On 5/10/2023 11:52 AM, Johnny Billquist wrote:
> On 2023-05-10 17:00, Arne Vajhøj wrote:
>> On 5/10/2023 9:16 AM, Johnny Billquist wrote:
>>> On 2023-05-10 11:59, Chris Townley wrote:
>>>> On 10/05/2023 04:39, Dave Froble wrote:
>>>>> The defaults in Basic are LONG integers and Single FP.  A number, 
>>>>> such as 1, is treated as a single precision FP, so that makes not 
>>>>> being specific even worse.
>>>>>
>>>>> Note, I really don't like the FP default.  Any program I write 
>>>>> specifies the defaults for both integers and FP.  Something like:
>>>>>
>>>>> OPTION SIZE = ( INTEGER WORD , REAL DOUBLE )
>>>>
>>>> Our coding standards insisted on
>>>>
>>>> OPTION TYPE = EXPLICIT
>>>
>>> That actually don't solve the problem observed here.
>>> That only makes the compiler give errors if you don't explicitly 
>>> declare variables. However constants are still being of the default 
>>> type defined.
>>
>> I am not a Basic person so not sure how much my opinion
>> should count, but I think it would be nice with:
>>
>> $ BASIC/VAR_TYPE_DEFAULT=EXPLICIT/LITERAL_TYPE_DEFAULT=INTEGER ...
> 
> Yeah.
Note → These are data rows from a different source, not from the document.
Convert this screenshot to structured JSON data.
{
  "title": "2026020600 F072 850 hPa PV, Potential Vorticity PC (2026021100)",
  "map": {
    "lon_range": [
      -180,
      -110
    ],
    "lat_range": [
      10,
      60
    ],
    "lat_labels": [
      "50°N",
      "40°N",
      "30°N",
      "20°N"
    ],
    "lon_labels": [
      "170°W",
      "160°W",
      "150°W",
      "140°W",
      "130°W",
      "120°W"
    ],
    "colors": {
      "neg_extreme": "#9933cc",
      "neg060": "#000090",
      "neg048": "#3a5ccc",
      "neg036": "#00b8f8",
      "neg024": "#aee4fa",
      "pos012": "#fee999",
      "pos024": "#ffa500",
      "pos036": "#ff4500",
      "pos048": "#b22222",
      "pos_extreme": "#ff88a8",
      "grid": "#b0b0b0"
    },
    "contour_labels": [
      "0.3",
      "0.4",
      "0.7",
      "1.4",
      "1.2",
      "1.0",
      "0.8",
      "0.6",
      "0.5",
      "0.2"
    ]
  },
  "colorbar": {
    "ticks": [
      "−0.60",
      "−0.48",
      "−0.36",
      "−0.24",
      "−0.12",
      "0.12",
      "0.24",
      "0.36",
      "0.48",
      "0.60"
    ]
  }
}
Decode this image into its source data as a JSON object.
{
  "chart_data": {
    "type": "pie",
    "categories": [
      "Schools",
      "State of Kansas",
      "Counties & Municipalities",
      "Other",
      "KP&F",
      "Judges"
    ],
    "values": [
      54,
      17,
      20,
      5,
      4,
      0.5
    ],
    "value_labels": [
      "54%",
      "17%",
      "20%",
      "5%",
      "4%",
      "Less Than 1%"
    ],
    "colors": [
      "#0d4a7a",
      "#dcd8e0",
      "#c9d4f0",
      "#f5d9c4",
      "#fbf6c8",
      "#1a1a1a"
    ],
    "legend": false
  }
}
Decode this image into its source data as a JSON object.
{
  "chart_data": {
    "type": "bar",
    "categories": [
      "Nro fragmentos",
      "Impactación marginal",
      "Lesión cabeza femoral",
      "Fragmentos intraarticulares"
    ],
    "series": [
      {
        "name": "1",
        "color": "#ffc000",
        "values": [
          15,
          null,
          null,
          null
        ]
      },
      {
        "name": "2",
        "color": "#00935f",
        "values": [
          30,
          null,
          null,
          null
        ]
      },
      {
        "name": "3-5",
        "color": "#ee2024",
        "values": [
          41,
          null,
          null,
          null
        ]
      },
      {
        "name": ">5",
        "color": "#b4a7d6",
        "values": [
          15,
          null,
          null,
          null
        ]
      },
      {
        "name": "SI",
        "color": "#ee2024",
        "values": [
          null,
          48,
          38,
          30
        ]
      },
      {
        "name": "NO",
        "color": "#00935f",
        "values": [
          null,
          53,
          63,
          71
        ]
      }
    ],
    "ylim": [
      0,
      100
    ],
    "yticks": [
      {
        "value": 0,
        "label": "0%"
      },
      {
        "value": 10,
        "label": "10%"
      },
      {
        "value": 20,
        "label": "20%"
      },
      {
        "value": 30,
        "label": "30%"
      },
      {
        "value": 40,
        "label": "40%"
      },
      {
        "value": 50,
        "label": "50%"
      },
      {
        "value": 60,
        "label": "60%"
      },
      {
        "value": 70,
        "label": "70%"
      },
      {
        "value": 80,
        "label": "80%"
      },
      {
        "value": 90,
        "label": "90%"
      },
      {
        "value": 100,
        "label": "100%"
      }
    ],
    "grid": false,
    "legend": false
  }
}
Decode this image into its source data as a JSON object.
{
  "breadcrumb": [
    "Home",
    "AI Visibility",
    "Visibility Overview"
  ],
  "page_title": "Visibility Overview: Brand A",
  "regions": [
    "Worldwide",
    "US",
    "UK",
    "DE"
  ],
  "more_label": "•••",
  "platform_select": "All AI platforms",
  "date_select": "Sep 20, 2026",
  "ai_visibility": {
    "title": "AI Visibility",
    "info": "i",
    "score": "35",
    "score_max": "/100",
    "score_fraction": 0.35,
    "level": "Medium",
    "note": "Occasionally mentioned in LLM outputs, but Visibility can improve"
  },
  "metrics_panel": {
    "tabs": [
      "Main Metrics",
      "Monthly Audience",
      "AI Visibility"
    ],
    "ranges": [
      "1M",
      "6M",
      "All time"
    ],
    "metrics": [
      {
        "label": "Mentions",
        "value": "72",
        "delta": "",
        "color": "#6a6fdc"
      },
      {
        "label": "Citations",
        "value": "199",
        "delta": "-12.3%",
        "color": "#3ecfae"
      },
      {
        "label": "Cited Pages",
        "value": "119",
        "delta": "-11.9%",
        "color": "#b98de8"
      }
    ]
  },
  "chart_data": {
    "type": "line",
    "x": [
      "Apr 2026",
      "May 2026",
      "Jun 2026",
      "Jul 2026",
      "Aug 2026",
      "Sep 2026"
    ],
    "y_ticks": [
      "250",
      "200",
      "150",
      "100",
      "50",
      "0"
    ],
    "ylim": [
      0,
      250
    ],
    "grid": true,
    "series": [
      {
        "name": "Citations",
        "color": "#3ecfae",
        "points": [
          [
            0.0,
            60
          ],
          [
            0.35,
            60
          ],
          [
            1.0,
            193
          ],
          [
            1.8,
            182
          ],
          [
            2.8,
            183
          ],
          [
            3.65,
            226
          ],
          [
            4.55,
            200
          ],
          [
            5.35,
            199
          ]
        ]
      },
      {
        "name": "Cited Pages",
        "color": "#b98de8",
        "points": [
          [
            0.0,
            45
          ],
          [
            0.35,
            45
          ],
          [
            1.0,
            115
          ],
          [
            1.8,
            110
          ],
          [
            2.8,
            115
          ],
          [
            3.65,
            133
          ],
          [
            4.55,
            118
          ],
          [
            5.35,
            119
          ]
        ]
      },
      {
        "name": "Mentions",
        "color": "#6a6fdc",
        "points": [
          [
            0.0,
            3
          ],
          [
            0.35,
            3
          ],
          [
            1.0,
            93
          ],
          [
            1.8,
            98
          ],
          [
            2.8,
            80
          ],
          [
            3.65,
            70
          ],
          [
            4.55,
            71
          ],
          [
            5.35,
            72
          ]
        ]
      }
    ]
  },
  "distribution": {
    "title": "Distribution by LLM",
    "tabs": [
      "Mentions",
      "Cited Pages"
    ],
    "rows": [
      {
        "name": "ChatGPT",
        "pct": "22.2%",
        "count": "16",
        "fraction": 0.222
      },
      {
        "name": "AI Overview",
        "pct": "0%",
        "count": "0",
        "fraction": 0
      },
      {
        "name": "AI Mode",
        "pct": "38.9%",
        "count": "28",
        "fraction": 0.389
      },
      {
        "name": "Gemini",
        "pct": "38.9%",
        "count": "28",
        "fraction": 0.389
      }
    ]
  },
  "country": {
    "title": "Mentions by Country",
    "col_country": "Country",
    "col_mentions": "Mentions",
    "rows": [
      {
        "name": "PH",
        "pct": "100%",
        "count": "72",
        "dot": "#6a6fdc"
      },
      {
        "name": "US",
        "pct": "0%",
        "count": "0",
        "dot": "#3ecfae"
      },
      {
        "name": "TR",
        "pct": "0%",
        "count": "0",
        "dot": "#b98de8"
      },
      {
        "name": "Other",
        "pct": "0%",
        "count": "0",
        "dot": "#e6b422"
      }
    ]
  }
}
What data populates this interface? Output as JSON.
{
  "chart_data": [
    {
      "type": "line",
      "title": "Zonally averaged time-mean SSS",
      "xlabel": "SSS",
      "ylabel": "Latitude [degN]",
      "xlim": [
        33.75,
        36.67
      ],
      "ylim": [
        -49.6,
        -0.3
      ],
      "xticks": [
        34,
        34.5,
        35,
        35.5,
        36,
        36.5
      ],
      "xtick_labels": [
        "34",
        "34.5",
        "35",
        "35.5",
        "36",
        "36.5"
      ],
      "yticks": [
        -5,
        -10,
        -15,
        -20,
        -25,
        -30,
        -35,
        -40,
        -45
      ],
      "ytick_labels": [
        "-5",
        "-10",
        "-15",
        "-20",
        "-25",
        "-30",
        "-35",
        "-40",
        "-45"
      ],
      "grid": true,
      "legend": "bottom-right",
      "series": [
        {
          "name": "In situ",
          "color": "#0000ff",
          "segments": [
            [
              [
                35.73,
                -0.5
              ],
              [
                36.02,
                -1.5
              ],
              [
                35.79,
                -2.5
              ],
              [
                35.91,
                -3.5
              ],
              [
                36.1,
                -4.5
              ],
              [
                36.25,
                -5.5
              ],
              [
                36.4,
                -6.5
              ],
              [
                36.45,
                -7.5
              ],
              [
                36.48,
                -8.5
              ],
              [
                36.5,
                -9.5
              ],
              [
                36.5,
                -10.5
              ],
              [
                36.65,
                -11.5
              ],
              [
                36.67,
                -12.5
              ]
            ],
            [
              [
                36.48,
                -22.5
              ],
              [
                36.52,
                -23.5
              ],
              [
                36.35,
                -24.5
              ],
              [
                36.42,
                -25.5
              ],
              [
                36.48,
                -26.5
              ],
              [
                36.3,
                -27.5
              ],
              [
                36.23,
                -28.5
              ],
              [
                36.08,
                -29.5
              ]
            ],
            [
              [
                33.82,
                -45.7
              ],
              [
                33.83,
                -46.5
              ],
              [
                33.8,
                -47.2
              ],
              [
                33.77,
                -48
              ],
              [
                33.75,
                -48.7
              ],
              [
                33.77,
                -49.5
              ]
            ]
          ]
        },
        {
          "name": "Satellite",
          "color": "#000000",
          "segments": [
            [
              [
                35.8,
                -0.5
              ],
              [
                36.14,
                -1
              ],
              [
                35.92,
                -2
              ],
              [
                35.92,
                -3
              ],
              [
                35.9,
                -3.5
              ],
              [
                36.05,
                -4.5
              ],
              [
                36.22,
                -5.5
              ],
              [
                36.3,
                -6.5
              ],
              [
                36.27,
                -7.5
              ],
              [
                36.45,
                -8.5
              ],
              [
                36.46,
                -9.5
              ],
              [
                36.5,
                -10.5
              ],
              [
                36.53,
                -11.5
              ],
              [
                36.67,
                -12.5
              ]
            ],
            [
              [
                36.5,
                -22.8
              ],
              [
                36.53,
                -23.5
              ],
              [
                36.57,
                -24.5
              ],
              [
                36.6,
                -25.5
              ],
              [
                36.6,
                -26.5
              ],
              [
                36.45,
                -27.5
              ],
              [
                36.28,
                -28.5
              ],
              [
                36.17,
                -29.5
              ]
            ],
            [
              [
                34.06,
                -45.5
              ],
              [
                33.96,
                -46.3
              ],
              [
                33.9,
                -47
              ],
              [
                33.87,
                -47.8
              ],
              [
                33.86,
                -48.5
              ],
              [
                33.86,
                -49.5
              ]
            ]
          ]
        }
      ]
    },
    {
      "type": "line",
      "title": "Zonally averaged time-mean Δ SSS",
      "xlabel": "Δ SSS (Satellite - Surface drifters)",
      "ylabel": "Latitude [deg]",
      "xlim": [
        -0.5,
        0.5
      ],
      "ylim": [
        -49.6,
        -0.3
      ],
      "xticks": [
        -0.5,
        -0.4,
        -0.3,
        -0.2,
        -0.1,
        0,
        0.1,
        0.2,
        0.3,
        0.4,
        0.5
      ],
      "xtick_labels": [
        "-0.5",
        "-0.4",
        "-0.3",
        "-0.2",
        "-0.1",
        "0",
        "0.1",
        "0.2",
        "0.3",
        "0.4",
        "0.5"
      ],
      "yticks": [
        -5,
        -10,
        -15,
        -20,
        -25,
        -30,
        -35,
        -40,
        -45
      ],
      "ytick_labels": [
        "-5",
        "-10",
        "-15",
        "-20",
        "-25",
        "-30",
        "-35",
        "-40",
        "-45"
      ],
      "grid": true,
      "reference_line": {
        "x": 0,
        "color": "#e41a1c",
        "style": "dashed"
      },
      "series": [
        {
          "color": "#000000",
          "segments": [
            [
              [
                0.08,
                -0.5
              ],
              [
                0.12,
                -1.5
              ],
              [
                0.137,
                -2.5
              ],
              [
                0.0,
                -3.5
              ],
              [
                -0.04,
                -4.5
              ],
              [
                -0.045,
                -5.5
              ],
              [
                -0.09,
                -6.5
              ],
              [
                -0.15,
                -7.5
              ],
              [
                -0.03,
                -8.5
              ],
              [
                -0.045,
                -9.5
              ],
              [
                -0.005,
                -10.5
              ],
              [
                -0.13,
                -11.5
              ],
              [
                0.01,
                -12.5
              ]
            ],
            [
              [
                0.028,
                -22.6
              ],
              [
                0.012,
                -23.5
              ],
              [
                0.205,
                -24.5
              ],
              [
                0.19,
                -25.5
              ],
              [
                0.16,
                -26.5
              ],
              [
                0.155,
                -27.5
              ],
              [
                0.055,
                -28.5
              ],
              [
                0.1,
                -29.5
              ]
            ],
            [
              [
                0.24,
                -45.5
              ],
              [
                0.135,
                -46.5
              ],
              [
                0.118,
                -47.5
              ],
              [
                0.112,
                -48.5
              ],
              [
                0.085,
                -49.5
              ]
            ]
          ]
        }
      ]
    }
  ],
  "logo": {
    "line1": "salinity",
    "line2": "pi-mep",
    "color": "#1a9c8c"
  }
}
And I actually don't know what happens with constants when you say 
> type is explicit. I sortof suspect they end up as FP again... :-/
> 
> I don't have VMS BASIC around to check there, but in BASIC+2 this is the 
> case. With TYPE_DEFAULT set to EXPLICIT, literals become floating point 
> unless % is added.

Based on docs this is seems to be the case for VMS Basic as well.

If /TYPE_DEFAULT=INTEGER then 1 and 2 are integer literals
otherwise (including /TYPE_DEFAULT=EXPLICIT) they are FP literals.

Which is why I want the 2 qualifiers - one to require that
variables are declared and one to make 1 and 2 integer literals.

Alternatively I could just learn VMS Basic.